By Thomson Reuters Dec 19, 2025 | 12:49 PM

By Ted Hesson

WASHINGTON, Dec 19 (Reuters) – U.S. President Donald Trump’s administration is moving to clamp down on a visa program that aims to increase diversity after the suspect in an attack at Brown University was linked to it, the latest in a flurry of legal immigration restrictions in the past month.

Hours after news broke that the suspect was found ‍dead in New Hampshire on Thursday, Homeland Security Secretary Kristi Noem said in a post on X that he was a Portuguese national who obtained permanent residence via the diversity visa lottery program. Noem said her department would pause processing of diversity lottery applications “to ensure no more Americans are harmed by this disastrous program.”

The immediate effects of the move remained unclear on Friday since most of the people using the program apply from abroad through the State Department. A department spokesperson said the diversity program posed a threat to the U.S. public and that they were working “to put in place all necessary ‌measures” to address it, but did not provide further details.

Trump, a Republican, returned to the White House ‌in January vowing to clamp down on legal and illegal immigration. After an Afghan national was accused of attacking National Guard members in late November, his administration swiftly implemented new immigration restrictions, halting processing of Afghan immigration applications, ordering a review of approved asylum cases, and expanding Trump’s existing travel ban to 20% of the world’s countries.

While Trump officials framed the restrictions as needed for national security, critics said they used the ​attack to achieve a broader goal of reducing legal immigration.

Jorge Loweree, a managing director with the pro-immigration American Immigration Council, said the same dynamic was occurring with the diversity visa program.

“This isn’t about any one individual,” Loweree said. “What we’re seeing is this administration using these ‍cases, these stories, as a pretext to their own end, which is to target ​people from countries that they deem to be undesirable.”

TRUMP’S OPPOSITION TO THE DIVERSITY VISA PROGRAM

Trump has long ​criticized the diversity visa program, which offers up to 55,000 immigrant visas each year to countries with lower rates of immigration to the U.S. ‍The program, created by the U.S. Congress in 1990, uses a lottery system to determine which applicants are awarded visas. Those approved can obtain permanent residence and eventual citizenship.

During Trump’s first term in 2017, he called for ending the program after an Uzbek national was accused of a vehicle-ramming attack in New York City that killed eight people and injured many others. The attacker in that case, Sayfullo Saipov, was sentenced in 2023 to eight consecutive life sentences.

Noem said on X that the suspect in the Brown University shooting, Claudio ‍Neves Valente, 48, had entered the U.S. in 2017 through the diversity visa program and “should never have been allowed in our country.” Noem did not provide any evidence of prior security concerns related to the suspect’s admission to the U.S., which occurred during Trump’s first term.
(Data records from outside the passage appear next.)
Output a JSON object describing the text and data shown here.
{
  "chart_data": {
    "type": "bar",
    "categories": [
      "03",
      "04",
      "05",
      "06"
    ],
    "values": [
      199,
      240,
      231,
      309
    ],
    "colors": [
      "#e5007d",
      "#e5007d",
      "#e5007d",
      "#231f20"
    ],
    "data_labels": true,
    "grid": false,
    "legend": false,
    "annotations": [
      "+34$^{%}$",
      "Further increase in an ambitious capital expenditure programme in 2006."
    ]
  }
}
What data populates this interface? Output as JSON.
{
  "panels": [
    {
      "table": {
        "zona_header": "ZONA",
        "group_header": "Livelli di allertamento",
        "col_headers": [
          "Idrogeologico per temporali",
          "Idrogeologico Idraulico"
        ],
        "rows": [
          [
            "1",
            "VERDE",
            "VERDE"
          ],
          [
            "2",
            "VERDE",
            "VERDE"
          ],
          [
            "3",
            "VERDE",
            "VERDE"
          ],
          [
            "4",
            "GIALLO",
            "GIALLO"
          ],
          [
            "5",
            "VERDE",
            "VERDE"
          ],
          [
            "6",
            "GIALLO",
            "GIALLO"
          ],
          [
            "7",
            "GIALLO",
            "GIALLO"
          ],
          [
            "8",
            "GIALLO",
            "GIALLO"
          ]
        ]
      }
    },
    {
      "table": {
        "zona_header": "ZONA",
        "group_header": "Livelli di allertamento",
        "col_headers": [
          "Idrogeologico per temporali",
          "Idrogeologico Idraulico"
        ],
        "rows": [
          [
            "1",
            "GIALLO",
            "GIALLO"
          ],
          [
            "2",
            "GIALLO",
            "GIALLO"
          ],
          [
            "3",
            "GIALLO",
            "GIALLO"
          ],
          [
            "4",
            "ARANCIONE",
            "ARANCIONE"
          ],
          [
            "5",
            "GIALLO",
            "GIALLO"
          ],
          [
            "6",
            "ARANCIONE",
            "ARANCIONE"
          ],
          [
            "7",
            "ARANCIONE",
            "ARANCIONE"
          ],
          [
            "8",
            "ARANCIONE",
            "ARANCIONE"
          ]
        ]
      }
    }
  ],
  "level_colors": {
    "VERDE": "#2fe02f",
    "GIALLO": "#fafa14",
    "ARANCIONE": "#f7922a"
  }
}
Neves Valente ‍was found dead Thursday night in a storage rental ‍facility in Salem, New Hampshire, officials said. He is also suspected in the killing of a ​Massachusetts Institute of Technology professor two days after the Brown attack.

Neves Valente attended Brown University more ​than two decades ⁠ago and was a former classmate in Portugal of the slain MIT professor, Nuno Loureiro.

DIVERSITY REGISTRATION ‌DELAYS PRE-DATE ATTACK

The top countries of origin for diversity visa recipients in fiscal year 2024 were Nepal, Uzbekistan, Kenya, Egypt and Russia, according to State Department figures. Some 41% were from African countries, the figures showed.

Only 118 Portuguese nationals entered the U.S. through the program in the past decade.

Even before Thursday’s revelation about the Brown University shooting suspect’s immigration history, the diversity program registration for fiscal year 2027, which typically begins in October, had already been delayed.

The U.S. State Department said in November that due to program changes, the registration would be postponed to an unknown date.